# How critical is Hardness



## dean (6 May 2017)

Hi not sure if this is right place to post it but how critical is water hardness ? 



Sent from my iPhone using Tapatalk


----------



## three-fingers (6 May 2017)

Critical for what though? 

For myself, with soft water, I find it is critically important to add GH booster in order to avoid spinal/fin deformities in guppy fry and also to avoid potassium deficiency in certain fast growing stem plants like _Hygrophila polysperma.  
_
If I wasn't breeding hard water fish like guppies and used less light over my tanks to reduce nutrient demand (or just dosed more macros like full EI) it wouldn't be critical at all and I would just use straight tap water.

Basically, it depends on what fish and plants you are keeping.

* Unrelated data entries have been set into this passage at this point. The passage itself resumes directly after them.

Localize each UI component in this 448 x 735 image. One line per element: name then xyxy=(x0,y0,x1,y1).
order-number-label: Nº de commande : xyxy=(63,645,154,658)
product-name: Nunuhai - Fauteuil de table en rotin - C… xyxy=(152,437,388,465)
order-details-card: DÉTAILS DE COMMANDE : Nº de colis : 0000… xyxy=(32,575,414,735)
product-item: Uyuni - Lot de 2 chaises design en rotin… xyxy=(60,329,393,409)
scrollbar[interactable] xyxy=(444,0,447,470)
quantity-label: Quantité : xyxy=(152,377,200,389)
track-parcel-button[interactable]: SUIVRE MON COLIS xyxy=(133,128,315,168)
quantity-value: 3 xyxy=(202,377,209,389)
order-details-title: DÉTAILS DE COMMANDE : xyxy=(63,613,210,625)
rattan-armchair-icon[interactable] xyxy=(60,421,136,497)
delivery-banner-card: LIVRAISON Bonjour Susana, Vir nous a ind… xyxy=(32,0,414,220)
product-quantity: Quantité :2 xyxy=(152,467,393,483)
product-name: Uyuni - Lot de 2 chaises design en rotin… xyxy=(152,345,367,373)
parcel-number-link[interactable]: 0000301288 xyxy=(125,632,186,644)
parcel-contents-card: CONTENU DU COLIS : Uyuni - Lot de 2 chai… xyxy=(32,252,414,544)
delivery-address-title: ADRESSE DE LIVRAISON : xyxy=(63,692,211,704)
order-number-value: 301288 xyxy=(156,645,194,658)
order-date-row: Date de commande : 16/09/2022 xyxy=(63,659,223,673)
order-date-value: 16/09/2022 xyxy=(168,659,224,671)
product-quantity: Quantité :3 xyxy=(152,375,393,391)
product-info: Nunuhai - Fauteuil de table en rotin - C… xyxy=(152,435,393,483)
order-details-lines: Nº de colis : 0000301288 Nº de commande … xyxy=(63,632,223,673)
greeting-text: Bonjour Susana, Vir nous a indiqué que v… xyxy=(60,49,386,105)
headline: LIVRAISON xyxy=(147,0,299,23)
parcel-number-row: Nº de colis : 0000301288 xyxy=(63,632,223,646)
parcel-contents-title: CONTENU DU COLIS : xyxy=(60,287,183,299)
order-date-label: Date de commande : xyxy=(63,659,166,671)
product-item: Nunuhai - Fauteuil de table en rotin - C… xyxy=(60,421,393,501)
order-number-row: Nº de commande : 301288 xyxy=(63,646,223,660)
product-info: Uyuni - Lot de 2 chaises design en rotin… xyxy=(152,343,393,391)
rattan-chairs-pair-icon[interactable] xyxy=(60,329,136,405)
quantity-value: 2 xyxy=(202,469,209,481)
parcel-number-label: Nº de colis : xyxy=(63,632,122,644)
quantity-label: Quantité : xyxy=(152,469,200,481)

Generally, it is not critical at all for plants, there are some species that do better in hard water due to the extra nutrients, but if you dose EI these extra nutrients are redundant. Many true aquatic plants like _Vallisneria _spp. can use carbonates in the water as a carbon source, so it could be a critical factor in low-tech tanks with such plants, but if you inject 30ppm of CO2 then carbonates are also kinda redundant.  Some people (and many old books/sites) still maintain that a few certain species of plants require soft water - however experts like Tom Barr can show you beautiful tanks full of such species thriving in rock-hard water, so IMO it is a myth that soft water is needed for such plants.

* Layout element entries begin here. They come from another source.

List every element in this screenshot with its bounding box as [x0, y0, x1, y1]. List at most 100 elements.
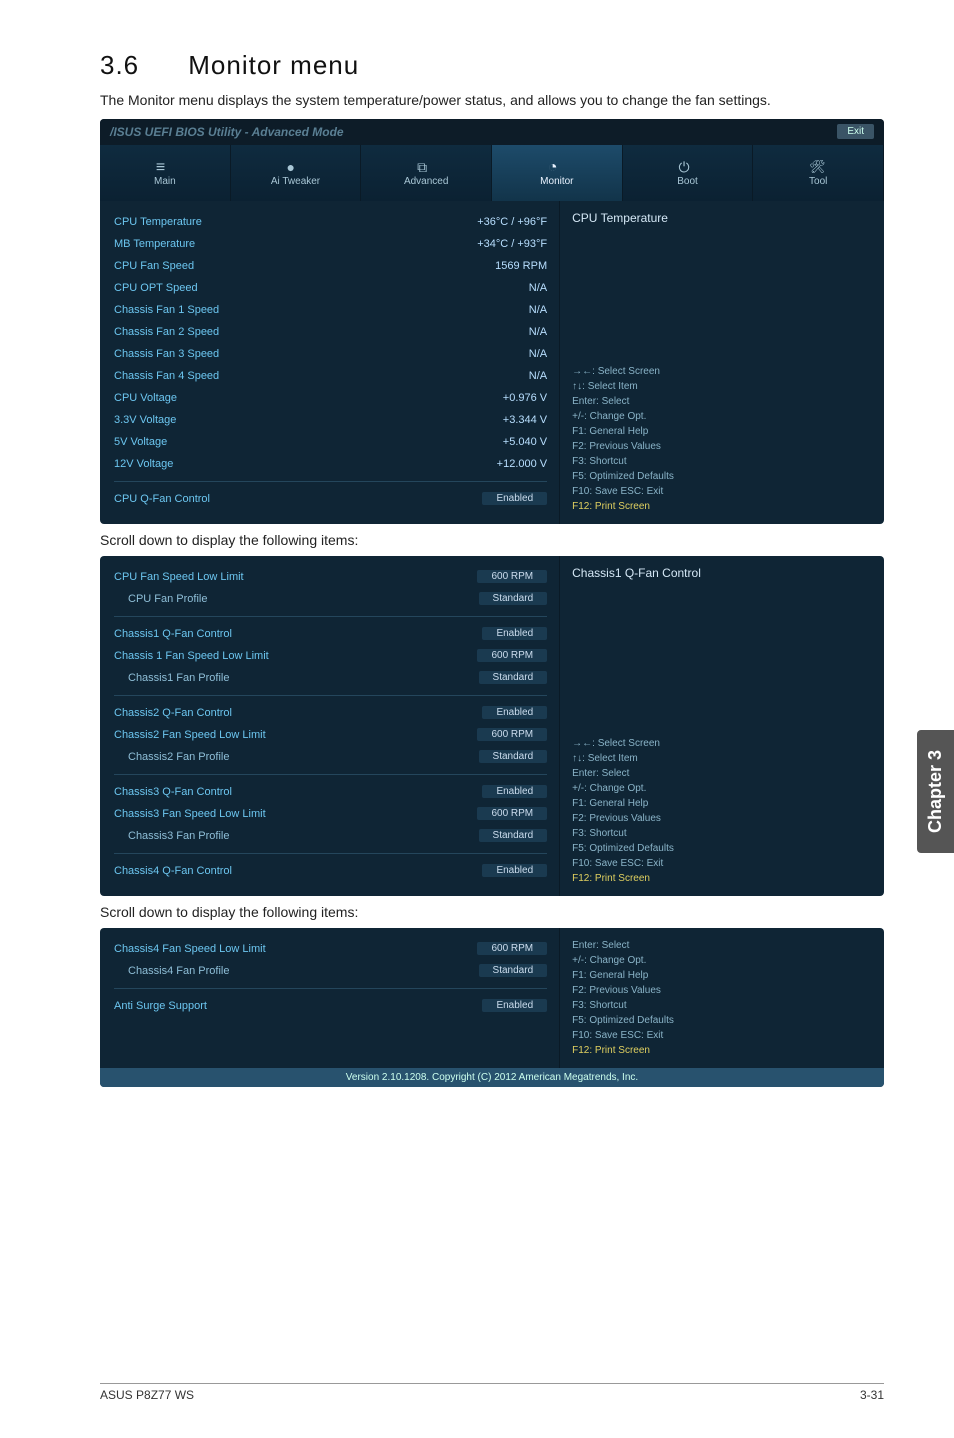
help-keys-2: →←: Select Screen↑↓: Select ItemEnter: S… — [572, 736, 872, 886]
setting-label: Chassis 1 Fan Speed Low Limit — [114, 650, 269, 662]
help-title-2: Chassis1 Q-Fan Control — [572, 566, 872, 580]
setting-label: Chassis4 Fan Speed Low Limit — [114, 943, 266, 955]
setting-value: +36°C / +96°F — [477, 216, 547, 228]
setting-row[interactable]: Chassis2 Q-Fan ControlEnabled — [114, 702, 547, 724]
setting-row[interactable]: Chassis2 Fan ProfileStandard — [114, 746, 547, 768]
help-key-line: F12: Print Screen — [572, 871, 872, 886]
setting-row[interactable]: 12V Voltage +12.000 V — [114, 453, 547, 475]
setting-row[interactable]: Chassis Fan 3 Speed N/A — [114, 343, 547, 365]
setting-row[interactable]: Chassis 1 Fan Speed Low Limit 600 RPM — [114, 645, 547, 667]
section-title: Monitor menu — [188, 50, 359, 80]
help-key-line: F2: Previous Values — [572, 439, 872, 454]
setting-value[interactable]: Standard — [479, 671, 548, 684]
setting-row[interactable]: CPU Fan Profile Standard — [114, 588, 547, 610]
setting-label: 3.3V Voltage — [114, 414, 176, 426]
help-key-line: F1: General Help — [572, 796, 872, 811]
setting-row[interactable]: CPU OPT SpeedN/A — [114, 277, 547, 299]
setting-value[interactable]: 600 RPM — [477, 649, 547, 662]
setting-value[interactable]: Enabled — [482, 864, 547, 877]
setting-row[interactable]: CPU Fan Speed1569 RPM — [114, 255, 547, 277]
ai-icon — [287, 159, 305, 173]
help-key-line: +/-: Change Opt. — [572, 781, 872, 796]
setting-label: Anti Surge Support — [114, 1000, 207, 1012]
setting-label: Chassis3 Fan Profile — [114, 830, 230, 842]
setting-row[interactable]: Chassis1 Q-Fan ControlEnabled — [114, 623, 547, 645]
exit-button[interactable]: Exit — [837, 124, 874, 139]
help-key-line: ↑↓: Select Item — [572, 751, 872, 766]
help-keys: →←: Select Screen↑↓: Select ItemEnter: S… — [572, 364, 872, 514]
monitor-list-panel-3: Chassis4 Fan Speed Low Limit600 RPMChass… — [100, 928, 559, 1068]
help-keys-3: Enter: Select+/-: Change Opt.F1: General… — [572, 938, 872, 1058]
tool-icon — [809, 159, 827, 173]
setting-row[interactable]: Chassis Fan 1 SpeedN/A — [114, 299, 547, 321]
setting-label: Chassis3 Fan Speed Low Limit — [114, 808, 266, 820]
setting-value: +12.000 V — [497, 458, 547, 470]
setting-value[interactable]: 600 RPM — [477, 942, 547, 955]
setting-value[interactable]: Enabled — [482, 706, 547, 719]
setting-label: Chassis Fan 4 Speed — [114, 370, 219, 382]
setting-row[interactable]: Chassis3 Fan Speed Low Limit 600 RPM — [114, 803, 547, 825]
help-key-line: ↑↓: Select Item — [572, 379, 872, 394]
setting-value[interactable]: Enabled — [482, 492, 547, 505]
setting-value: N/A — [529, 326, 547, 338]
setting-value[interactable]: Enabled — [482, 999, 547, 1012]
bios-window-1: /ISUS UEFI BIOS Utility - Advanced Mode … — [100, 119, 884, 524]
setting-row[interactable]: Chassis4 Fan Speed Low Limit 600 RPM — [114, 938, 547, 960]
setting-row[interactable]: Chassis4 Q-Fan ControlEnabled — [114, 860, 547, 882]
main-icon — [156, 159, 174, 173]
setting-value[interactable]: 600 RPM — [477, 807, 547, 820]
setting-row[interactable]: Anti Surge Support Enabled — [114, 995, 547, 1017]
setting-value: N/A — [529, 348, 547, 360]
setting-label: Chassis Fan 3 Speed — [114, 348, 219, 360]
setting-value[interactable]: Standard — [479, 829, 548, 842]
setting-value[interactable]: Standard — [479, 964, 548, 977]
help-title: CPU Temperature — [572, 211, 872, 225]
setting-label: CPU Fan Profile — [114, 593, 207, 605]
tab-monitor[interactable]: Monitor — [492, 145, 623, 201]
setting-row[interactable]: Chassis Fan 2 SpeedN/A — [114, 321, 547, 343]
setting-row[interactable]: Chassis4 Fan ProfileStandard — [114, 960, 547, 982]
setting-row[interactable]: Chassis2 Fan Speed Low Limit600 RPM — [114, 724, 547, 746]
help-key-line: F5: Optimized Defaults — [572, 1013, 872, 1028]
setting-value[interactable]: Enabled — [482, 785, 547, 798]
section-heading: 3.6 Monitor menu — [100, 50, 884, 81]
setting-row[interactable]: Chassis1 Fan ProfileStandard — [114, 667, 547, 689]
help-key-line: F2: Previous Values — [572, 811, 872, 826]
setting-row[interactable]: CPU Temperature +36°C / +96°F — [114, 211, 547, 233]
bios-footer: Version 2.10.1208. Copyright (C) 2012 Am… — [100, 1068, 884, 1087]
setting-value[interactable]: Enabled — [482, 627, 547, 640]
scroll-note-2: Scroll down to display the following ite… — [100, 904, 884, 920]
tab-advanced[interactable]: Advanced — [361, 145, 492, 201]
footer-product: ASUS P8Z77 WS — [100, 1388, 194, 1402]
setting-value[interactable]: Standard — [479, 592, 548, 605]
scroll-note-1: Scroll down to display the following ite… — [100, 532, 884, 548]
setting-row[interactable]: 5V Voltage+5.040 V — [114, 431, 547, 453]
bios-title: /ISUS UEFI BIOS Utility - Advanced Mode — [110, 125, 344, 139]
boot-icon — [679, 159, 697, 173]
setting-value: 1569 RPM — [495, 260, 547, 272]
setting-value[interactable]: Standard — [479, 750, 548, 763]
bios-window-2: CPU Fan Speed Low Limit600 RPMCPU Fan Pr… — [100, 556, 884, 896]
setting-row[interactable]: CPU Q-Fan ControlEnabled — [114, 488, 547, 510]
tab-main[interactable]: Main — [100, 145, 231, 201]
monitor-list-panel: CPU Temperature +36°C / +96°F MB Temperatu… — [100, 201, 559, 524]
setting-value[interactable]: 600 RPM — [477, 728, 547, 741]
help-key-line: F12: Print Screen — [572, 499, 872, 514]
tab-tool[interactable]: Tool — [753, 145, 884, 201]
setting-label: 12V Voltage — [114, 458, 173, 470]
help-key-line: Enter: Select — [572, 938, 872, 953]
setting-row[interactable]: CPU Fan Speed Low Limit600 RPM — [114, 566, 547, 588]
setting-row[interactable]: 3.3V Voltage+3.344 V — [114, 409, 547, 431]
help-key-line: F10: Save ESC: Exit — [572, 484, 872, 499]
setting-row[interactable]: Chassis Fan 4 SpeedN/A — [114, 365, 547, 387]
setting-label: MB Temperature — [114, 238, 195, 250]
tab-boot[interactable]: Boot — [623, 145, 754, 201]
setting-row[interactable]: Chassis3 Q-Fan Control Enabled — [114, 781, 547, 803]
setting-label: Chassis3 Q-Fan Control — [114, 786, 232, 798]
setting-label: CPU Temperature — [114, 216, 202, 228]
setting-row[interactable]: MB Temperature+34°C / +93°F — [114, 233, 547, 255]
setting-value[interactable]: 600 RPM — [477, 570, 547, 583]
setting-row[interactable]: CPU Voltage+0.976 V — [114, 387, 547, 409]
setting-row[interactable]: Chassis3 Fan Profile Standard — [114, 825, 547, 847]
tab-ai-tweaker[interactable]: Ai Tweaker — [231, 145, 362, 201]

Many hard water fish simply won't live healthily in soft water (they can develop mineral deficiencies), and many wild-caught soft water fish don't adapt well to very hard water (but tank/farm bred examples are usually fine).

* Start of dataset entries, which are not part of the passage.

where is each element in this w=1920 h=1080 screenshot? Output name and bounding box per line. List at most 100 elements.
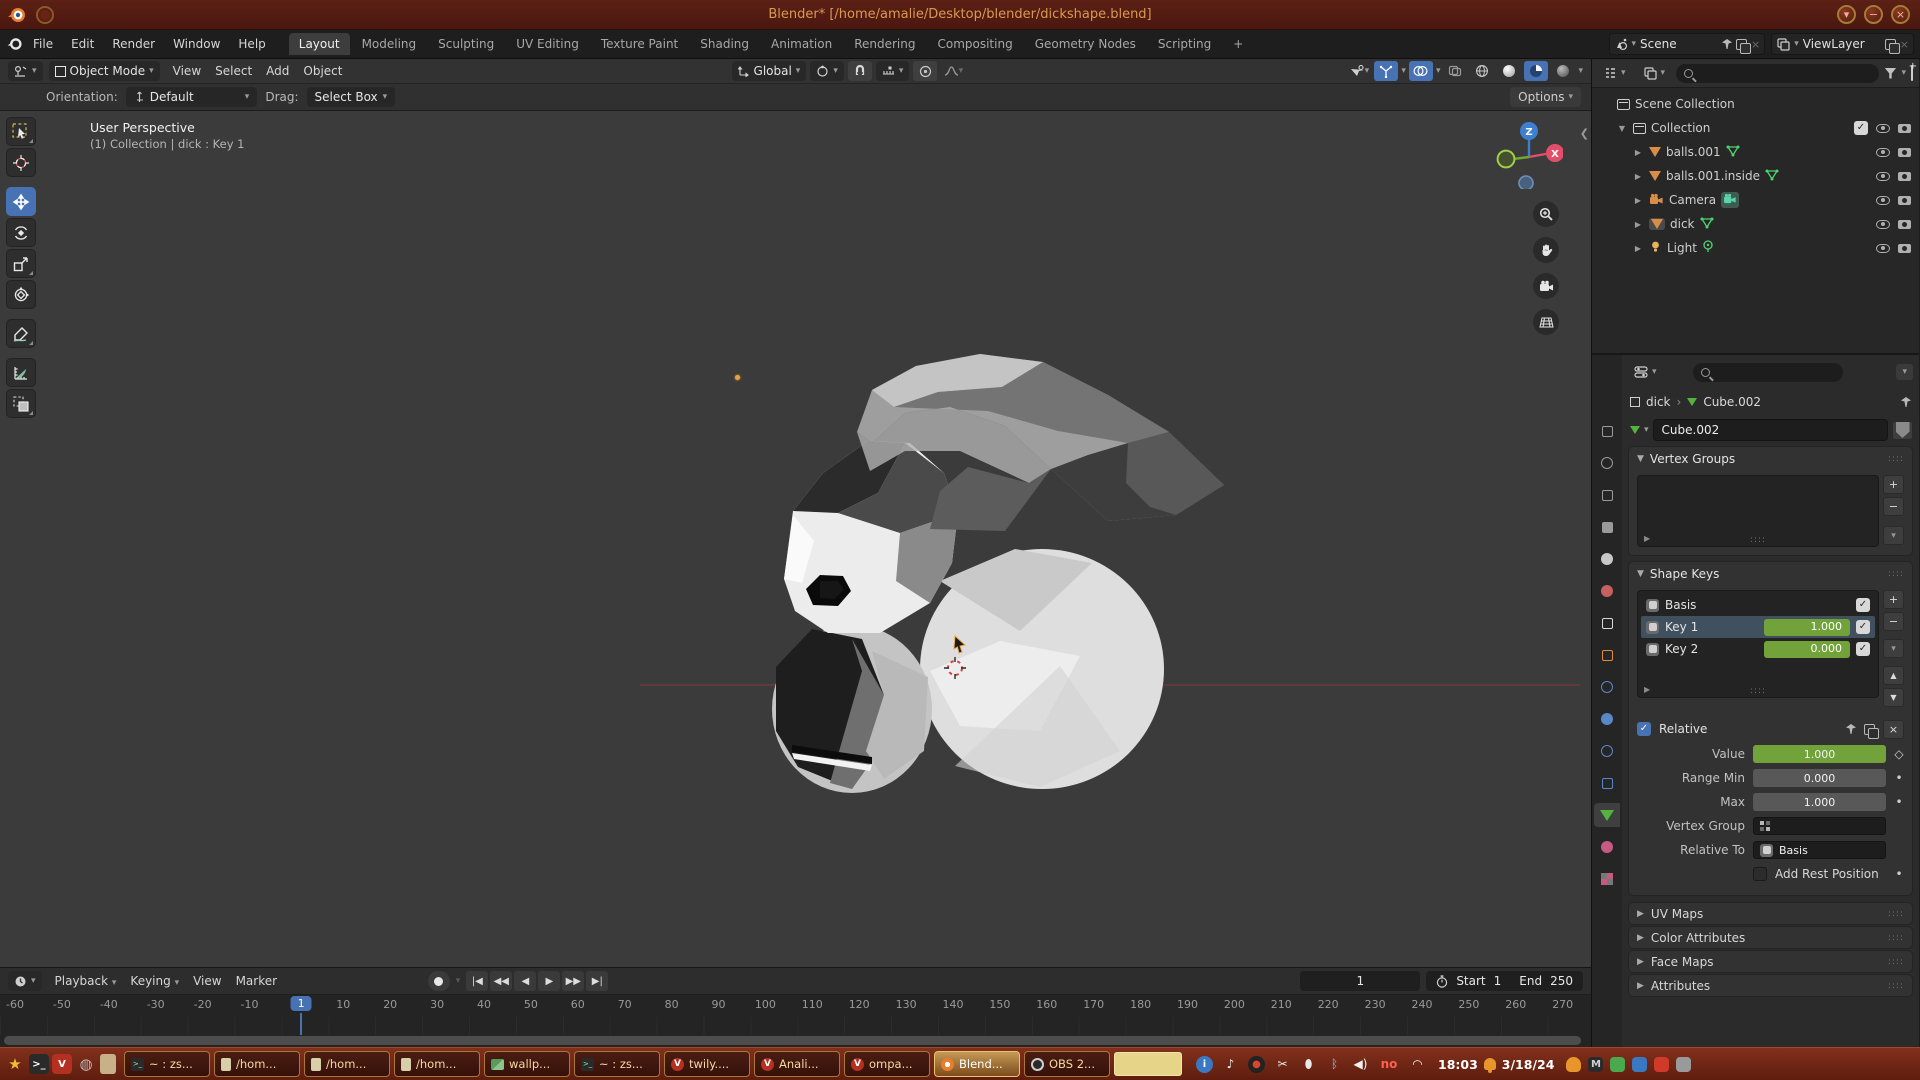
move-shape-key-up-button[interactable]: ▲ [1883, 666, 1904, 685]
pin-id-icon[interactable] [1901, 397, 1911, 407]
window-minimize-button[interactable]: − [1864, 5, 1883, 24]
end-value[interactable]: 250 [1550, 974, 1573, 988]
auto-keying-toggle[interactable] [427, 971, 450, 991]
workspace-tab-shading[interactable]: Shading [690, 33, 759, 55]
taskbar-window-ompa-[interactable]: Vompa... [844, 1051, 930, 1077]
taskbar-window--hom-[interactable]: /hom... [304, 1051, 390, 1077]
shading-material-button[interactable] [1524, 61, 1549, 81]
launcher-file-manager-icon[interactable] [100, 1054, 116, 1074]
menu-window[interactable]: Window [164, 34, 229, 54]
pan-button[interactable] [1533, 237, 1559, 263]
properties-options-dropdown[interactable]: ▾ [1896, 364, 1913, 380]
workspace-tab-compositing[interactable]: Compositing [927, 33, 1022, 55]
animate-dot[interactable]: • [1894, 795, 1904, 809]
workspace-tab-animation[interactable]: Animation [761, 33, 842, 55]
new-scene-icon[interactable] [1736, 38, 1752, 54]
tool-select-box[interactable] [6, 117, 36, 146]
field-value[interactable]: 1.000 [1753, 745, 1886, 763]
disable-in-renders-icon[interactable] [1898, 123, 1911, 133]
menu-help[interactable]: Help [229, 34, 274, 54]
new-view-layer-icon[interactable] [1884, 38, 1900, 54]
shading-solid-button[interactable] [1497, 61, 1521, 81]
taskbar-window-twily-[interactable]: Vtwily.... [664, 1051, 750, 1077]
shape-key-specials-button[interactable]: ▾ [1883, 639, 1904, 658]
drag-dropdown[interactable]: Select Box ▾ [306, 87, 396, 107]
clock-block[interactable]: 18:03 3/18/24 [1438, 1057, 1554, 1073]
expander-icon[interactable]: ▶ [1632, 220, 1644, 229]
panel-grip[interactable]: :::: [1888, 569, 1904, 579]
properties-tab-constraints[interactable] [1594, 771, 1620, 795]
tray-bluetooth-icon[interactable]: ᛒ [1326, 1056, 1343, 1073]
panel-face-maps[interactable]: ▶ Face Maps:::: [1628, 950, 1913, 973]
shading-rendered-button[interactable] [1551, 61, 1575, 81]
window-rollup-button[interactable]: ▾ [1837, 5, 1856, 24]
shape-key-pin-icon[interactable] [1846, 724, 1856, 734]
remove-vertex-group-button[interactable]: − [1883, 497, 1904, 516]
pin-icon[interactable] [1722, 39, 1733, 49]
relative-to-field[interactable]: Basis [1753, 841, 1886, 859]
show-object-types-selector[interactable]: ▾ [1347, 61, 1371, 81]
menu-file[interactable]: File [24, 34, 62, 54]
taskbar-window--hom-[interactable]: /hom... [214, 1051, 300, 1077]
properties-search-input[interactable] [1692, 362, 1843, 382]
options-button[interactable]: Options ▾ [1510, 87, 1581, 107]
timeline-menu-marker[interactable]: Marker [229, 972, 284, 990]
hide-in-viewport-icon[interactable] [1876, 243, 1890, 253]
move-shape-key-down-button[interactable]: ▼ [1883, 688, 1904, 707]
expander-icon[interactable]: ▶ [1632, 148, 1644, 157]
taskbar-window-wallp-[interactable]: wallp... [484, 1051, 570, 1077]
play-button[interactable]: ▶ [538, 971, 561, 991]
properties-tab-texture[interactable] [1594, 867, 1620, 891]
tool-add-cube[interactable] [6, 389, 36, 418]
filter-icon[interactable] [1884, 67, 1897, 79]
hide-in-viewport-icon[interactable] [1876, 147, 1890, 157]
viewport-menu-select[interactable]: Select [208, 62, 259, 80]
view-layer-selector[interactable]: ▾ ViewLayer × [1771, 33, 1914, 55]
tool-measure[interactable] [6, 358, 36, 387]
workspace-tab-geometry-nodes[interactable]: Geometry Nodes [1025, 33, 1146, 55]
add-rest-position-checkbox[interactable] [1753, 867, 1767, 881]
tool-scale[interactable] [6, 249, 36, 278]
tool-move[interactable] [6, 187, 36, 216]
properties-tab-tool[interactable] [1594, 419, 1620, 443]
workspace-tab-layout[interactable]: Layout [288, 33, 350, 55]
shape-key-value-field[interactable]: 1.000 [1764, 618, 1850, 636]
properties-tab-particles[interactable] [1594, 707, 1620, 731]
outliner-search-input[interactable] [1676, 63, 1880, 83]
shape-key-row-basis[interactable]: Basis ✓ [1641, 594, 1875, 616]
workspace-tab-modeling[interactable]: Modeling [352, 33, 427, 55]
properties-tab-modifiers[interactable] [1594, 675, 1620, 699]
gizmos-toggle[interactable] [1374, 61, 1399, 81]
remove-shape-key-button[interactable]: − [1883, 612, 1904, 631]
outliner-row-collection[interactable]: ▼ Collection ✓ [1594, 116, 1917, 140]
perspective-toggle-button[interactable] [1533, 309, 1559, 335]
tool-rotate[interactable] [6, 218, 36, 247]
panel-attributes[interactable]: ▶ Attributes:::: [1628, 974, 1913, 997]
menu-render[interactable]: Render [103, 34, 164, 54]
animate-dot[interactable]: • [1894, 867, 1904, 881]
keyframe-diamond-icon[interactable]: ◇ [1894, 747, 1904, 761]
properties-tab-view-layer[interactable] [1594, 515, 1620, 539]
workspace-tab-rendering[interactable]: Rendering [844, 33, 925, 55]
xray-toggle[interactable] [1443, 61, 1467, 81]
tray-microphone-icon[interactable]: ⬮ [1300, 1056, 1317, 1073]
hide-in-viewport-icon[interactable] [1876, 171, 1890, 181]
menu-edit[interactable]: Edit [62, 34, 103, 54]
mode-selector[interactable]: Object Mode ▾ [48, 61, 160, 81]
shape-keys-list[interactable]: ▶ :::: Basis ✓ Key 1 1.000 ✓ Key 2 0.000 ✓ [1637, 590, 1879, 698]
panel-grip[interactable]: :::: [1888, 454, 1904, 464]
taskbar-window--zs-[interactable]: >_ ~ : zs... [574, 1051, 660, 1077]
disable-in-renders-icon[interactable] [1898, 243, 1911, 253]
expander-icon[interactable]: ▶ [1632, 172, 1644, 181]
viewport-menu-view[interactable]: View [166, 62, 208, 80]
panel-grip[interactable]: :::: [1888, 933, 1904, 943]
shape-key-edit-mode-icon[interactable] [1864, 723, 1879, 739]
disable-in-renders-icon[interactable] [1898, 219, 1911, 229]
zoom-button[interactable] [1533, 201, 1559, 227]
pivot-point-selector[interactable]: ▾ [810, 61, 844, 81]
outliner-row-light[interactable]: ▶ Light [1594, 236, 1917, 260]
properties-tab-world[interactable] [1594, 579, 1620, 603]
timeline-ruler[interactable]: 1 -60 -50 -40 -30 -20 -10 10 20 30 40 50 60 70 80 90 10… [0, 995, 1591, 1047]
shape-key-mute-checkbox[interactable]: ✓ [1856, 642, 1870, 656]
add-vertex-group-button[interactable]: + [1883, 475, 1904, 494]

I see many people trying to soften their water with RO for some reason. RO is great as it is more pure than tap water, but more most high-tech tanks, you would be better off just sticking to hard tap water, _especially _if your not dosing full EI.  The best reason I've seen for using RO on a high tech tank is to reduce limescale build up if you have a rimless tank and very hard tap water.


----------



## dean (7 May 2017)

I have concrete hard water it's great for breeding tanyanikan cichlids but I do struggle with some plants 


Sent from my iPhone using Tapatalk


----------